Trois jours pleins s’écoulèrent, et aucune réponse n’était encore parvenue à Manette, qui, bien qu’elle se démontrât les embarras du jeune réfractaire pour lui faire parvenir une lettre avec la promptitude et la ponctualité des temps ordinaires, n’était pas moins agitée par le doute et la crainte.

Pendant ces trois jours d’attente, deux événements mémorables eurent lieu.

Lanisette envoya à sa fiancée une oie farcie de marrons qui pesait quarante-cinq livres, et Janton, le clerc de notaire si cruellement bafoué par Leveneur, mourut des suites de la terrible mystification dont il avait été la victime.

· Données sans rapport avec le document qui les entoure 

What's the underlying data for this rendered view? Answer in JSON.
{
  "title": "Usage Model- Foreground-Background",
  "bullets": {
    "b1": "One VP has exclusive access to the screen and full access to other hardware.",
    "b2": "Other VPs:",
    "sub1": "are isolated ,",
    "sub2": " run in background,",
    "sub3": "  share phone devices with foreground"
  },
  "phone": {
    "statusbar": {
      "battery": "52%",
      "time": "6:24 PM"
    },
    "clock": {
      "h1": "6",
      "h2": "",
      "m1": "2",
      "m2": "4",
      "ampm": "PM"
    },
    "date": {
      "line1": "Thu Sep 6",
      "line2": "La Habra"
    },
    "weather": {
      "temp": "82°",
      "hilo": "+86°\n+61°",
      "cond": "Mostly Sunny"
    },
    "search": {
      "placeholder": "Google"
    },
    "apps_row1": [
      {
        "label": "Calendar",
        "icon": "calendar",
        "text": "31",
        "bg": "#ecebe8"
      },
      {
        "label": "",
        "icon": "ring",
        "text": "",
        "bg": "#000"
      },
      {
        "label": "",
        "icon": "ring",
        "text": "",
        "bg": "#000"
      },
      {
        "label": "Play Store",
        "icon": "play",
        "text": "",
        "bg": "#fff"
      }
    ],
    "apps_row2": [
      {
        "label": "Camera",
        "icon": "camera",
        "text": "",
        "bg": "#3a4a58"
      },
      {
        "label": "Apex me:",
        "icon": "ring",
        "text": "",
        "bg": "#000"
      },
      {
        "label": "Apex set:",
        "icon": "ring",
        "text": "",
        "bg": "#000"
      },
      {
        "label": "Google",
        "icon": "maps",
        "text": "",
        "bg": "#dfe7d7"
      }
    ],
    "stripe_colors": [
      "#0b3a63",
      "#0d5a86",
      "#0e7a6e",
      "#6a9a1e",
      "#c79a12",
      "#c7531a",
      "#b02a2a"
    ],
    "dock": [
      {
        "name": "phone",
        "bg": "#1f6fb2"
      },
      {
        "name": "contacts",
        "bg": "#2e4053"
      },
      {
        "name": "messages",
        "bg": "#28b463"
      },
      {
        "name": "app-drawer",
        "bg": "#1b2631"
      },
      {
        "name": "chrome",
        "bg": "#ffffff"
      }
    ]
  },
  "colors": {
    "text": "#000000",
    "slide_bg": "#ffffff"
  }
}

Tout le bourg alla à son convoi. Au retour de la cérémonie funèbre, on lança des pierres dans la boutique de Leveneûr.

Le soir, la jeunesse de Saint-Faréol-dans-les-Bois et celle de Saint-Michel-hors-les-Bois attachèrent à sa porte un écriteau où on lisait : Si dans six mois tu n’as pas marié ta fille, malheur a toi !

Les turbulents durent être satisfaits, car le lendemain, qui était un dimanche, on annonça au prône le mariage de mademoiselle Manette Leveneur avec M. Fromenthal Lanisette.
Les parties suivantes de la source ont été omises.